IEA is concerned about lacking investments for clean energy | January 2008
 

Compared to the previous study in 2004, the current "World Energy Report 2006", which has now been presented by the International Energy Agency (IEA) no reveals a highly different picture of global energy demand and consumption.

In the estimation of the IEA the influence of the Organization of Petroleum Exporting Countries (OPEC) and Russia on the international oil markets is going to increase until 2030, provided the present trends will continue. Should no countermeasures be taken the demand would increase by 50 percent until 2030. It is, however, a fact that oil is not available forever.
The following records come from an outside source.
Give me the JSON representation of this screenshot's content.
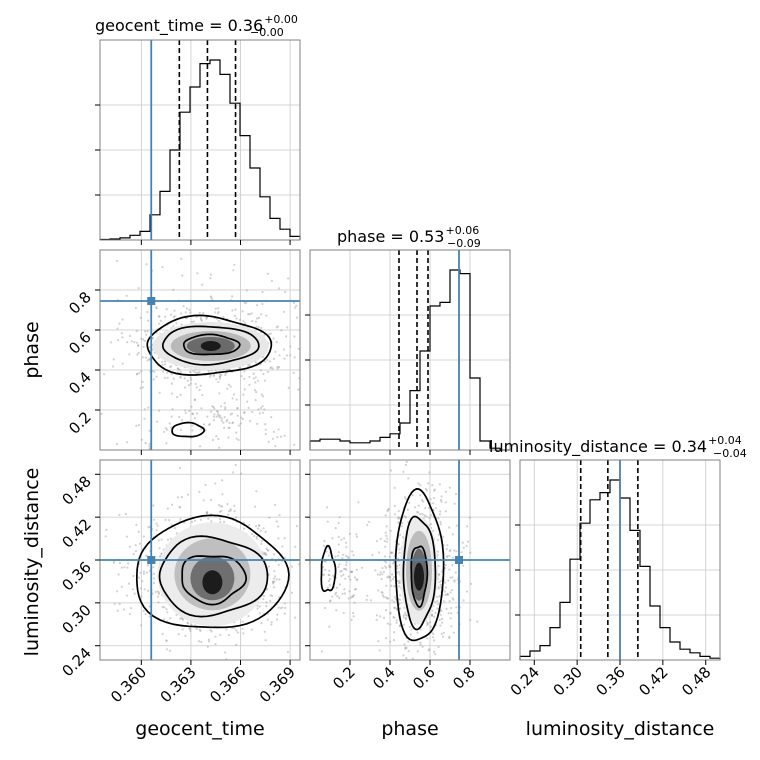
{
  "chart_data": {
    "type": "corner",
    "parameters": [
      {
        "name": "geocent_time",
        "xlabel": "geocent_time",
        "ylabel": "",
        "title_parts": {
          "lhs": "geocent_time = 0.36",
          "up": "+0.00",
          "down": "−0.00"
        },
        "range": [
          0.3575,
          0.3696
        ],
        "ticks": [
          0.36,
          0.363,
          0.366,
          0.369
        ],
        "tick_labels": [
          "0.360",
          "0.363",
          "0.366",
          "0.369"
        ],
        "truth": 0.3606,
        "quantiles": [
          0.3623,
          0.364,
          0.3657
        ],
        "hist": [
          0.003,
          0.006,
          0.012,
          0.026,
          0.048,
          0.14,
          0.27,
          0.5,
          0.71,
          0.85,
          0.98,
          1.0,
          0.92,
          0.76,
          0.58,
          0.4,
          0.24,
          0.12,
          0.06,
          0.02
        ]
      },
      {
        "name": "phase",
        "xlabel": "phase",
        "ylabel": "phase",
        "title_parts": {
          "lhs": "phase = 0.53",
          "up": "+0.06",
          "down": "−0.09"
        },
        "range": [
          0.0,
          1.0
        ],
        "ticks": [
          0.2,
          0.4,
          0.6,
          0.8
        ],
        "tick_labels": [
          "0.2",
          "0.4",
          "0.6",
          "0.8"
        ],
        "truth": 0.745,
        "quantiles": [
          0.445,
          0.535,
          0.59
        ],
        "hist": [
          0.05,
          0.06,
          0.06,
          0.05,
          0.04,
          0.04,
          0.05,
          0.07,
          0.09,
          0.15,
          0.33,
          0.55,
          0.8,
          0.82,
          1.0,
          0.98,
          0.4,
          0.05,
          0.01,
          0.0
        ]
      },
      {
        "name": "luminosity_distance",
        "xlabel": "luminosity_distance",
        "ylabel": "luminosity_distance",
        "title_parts": {
          "lhs": "luminosity_distance = 0.34",
          "up": "+0.04",
          "down": "−0.04"
        },
        "range": [
          0.22,
          0.5
        ],
        "ticks": [
          0.24,
          0.3,
          0.36,
          0.42,
          0.48
        ],
        "tick_labels": [
          "0.24",
          "0.30",
          "0.36",
          "0.42",
          "0.48"
        ],
        "truth": 0.36,
        "quantiles": [
          0.305,
          0.343,
          0.385
        ],
        "hist": [
          0.02,
          0.05,
          0.08,
          0.18,
          0.32,
          0.56,
          0.76,
          0.89,
          0.93,
          1.0,
          0.9,
          0.72,
          0.52,
          0.3,
          0.18,
          0.1,
          0.06,
          0.04,
          0.02,
          0.01
        ]
      }
    ],
    "contours_2d": [
      {
        "x": "geocent_time",
        "y": "phase",
        "mode_x": 0.3642,
        "mode_y": 0.52
      },
      {
        "x": "geocent_time",
        "y": "luminosity_distance",
        "mode_x": 0.3643,
        "mode_y": 0.34
      },
      {
        "x": "phase",
        "y": "luminosity_distance",
        "mode_x": 0.545,
        "mode_y": 0.345
      }
    ],
    "truth_color": "#4682b4",
    "grid": true
  }
}
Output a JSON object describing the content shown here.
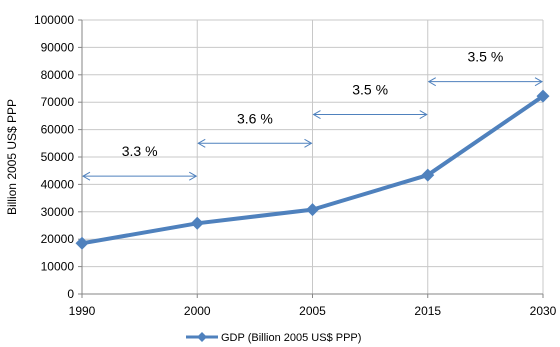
{
  "chart_data": {
    "type": "line",
    "x": [
      "1990",
      "2000",
      "2005",
      "2015",
      "2030"
    ],
    "series": [
      {
        "name": "GDP (Billion 2005 US$ PPP)",
        "values": [
          18500,
          25800,
          30800,
          43400,
          72200
        ],
        "color": "#4F81BD"
      }
    ],
    "ylabel": "Billion 2005 US$ PPP",
    "xlabel": "",
    "ylim": [
      0,
      100000
    ],
    "yticks": [
      "0",
      "10000",
      "20000",
      "30000",
      "40000",
      "50000",
      "60000",
      "70000",
      "80000",
      "90000",
      "100000"
    ],
    "grid": "horizontal",
    "legend": "bottom",
    "annotations": [
      {
        "label": "3.3 %",
        "from": "1990",
        "to": "2000",
        "y": 43000
      },
      {
        "label": "3.6 %",
        "from": "2000",
        "to": "2005",
        "y": 55000
      },
      {
        "label": "3.5 %",
        "from": "2005",
        "to": "2015",
        "y": 65500
      },
      {
        "label": "3.5 %",
        "from": "2015",
        "to": "2030",
        "y": 77500
      }
    ],
    "annotation_color": "#4F81BD"
  }
}
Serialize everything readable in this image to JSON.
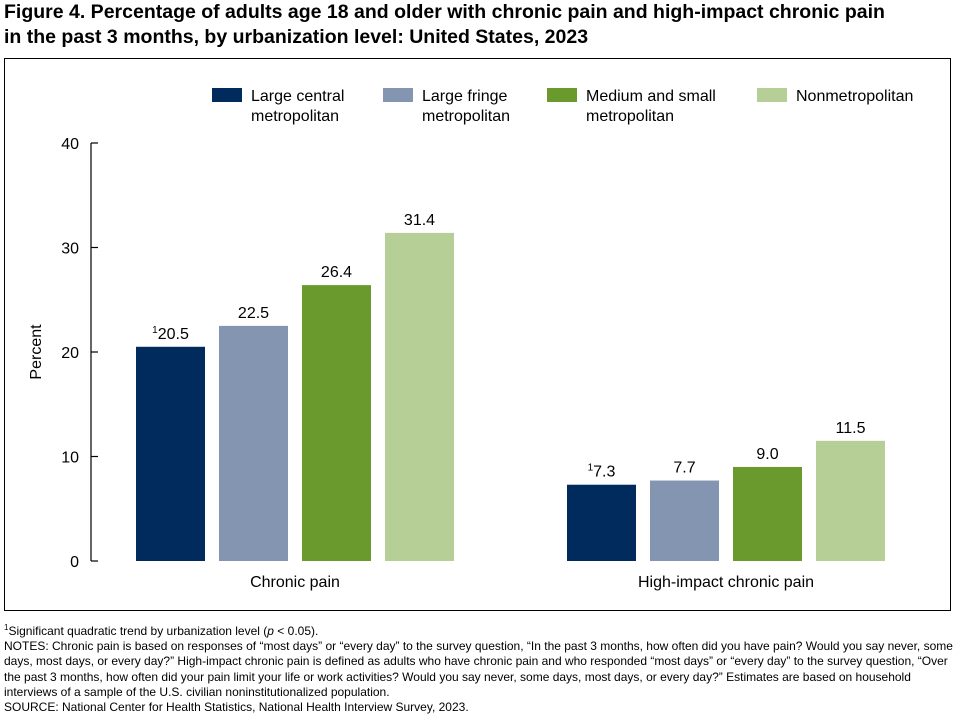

The dependency on fossil raw materials is "highly alarming", said the IEA boss Claude Mandil, because "more and more oil will come from fewer and fewer countries", according to Mandil.

Based on an unchanged energy policy, the "World Energy Outlook 2006" forecasts an increasing dependency on crude oil imports: Their share could rise up to two thirds as forecasted by the experts in one of their scenarios for the year 2030. At the same time, coal as energy supplier has become cheaper compared to oil and gas so that the demand for this raw material is rising more rapidly than assumed in the report from 2004. In this case, China and India are again the nations with the highest sales growth. Due to lacking investments, the IEA is concerned about the energy supply. But only in this way the nations could take countermeasures. The Agency has required from all nations to work more energy efficient including investments in the preparation to produce clean raw materials as well as investments in efficient facilities for the conversion of coal into electricity.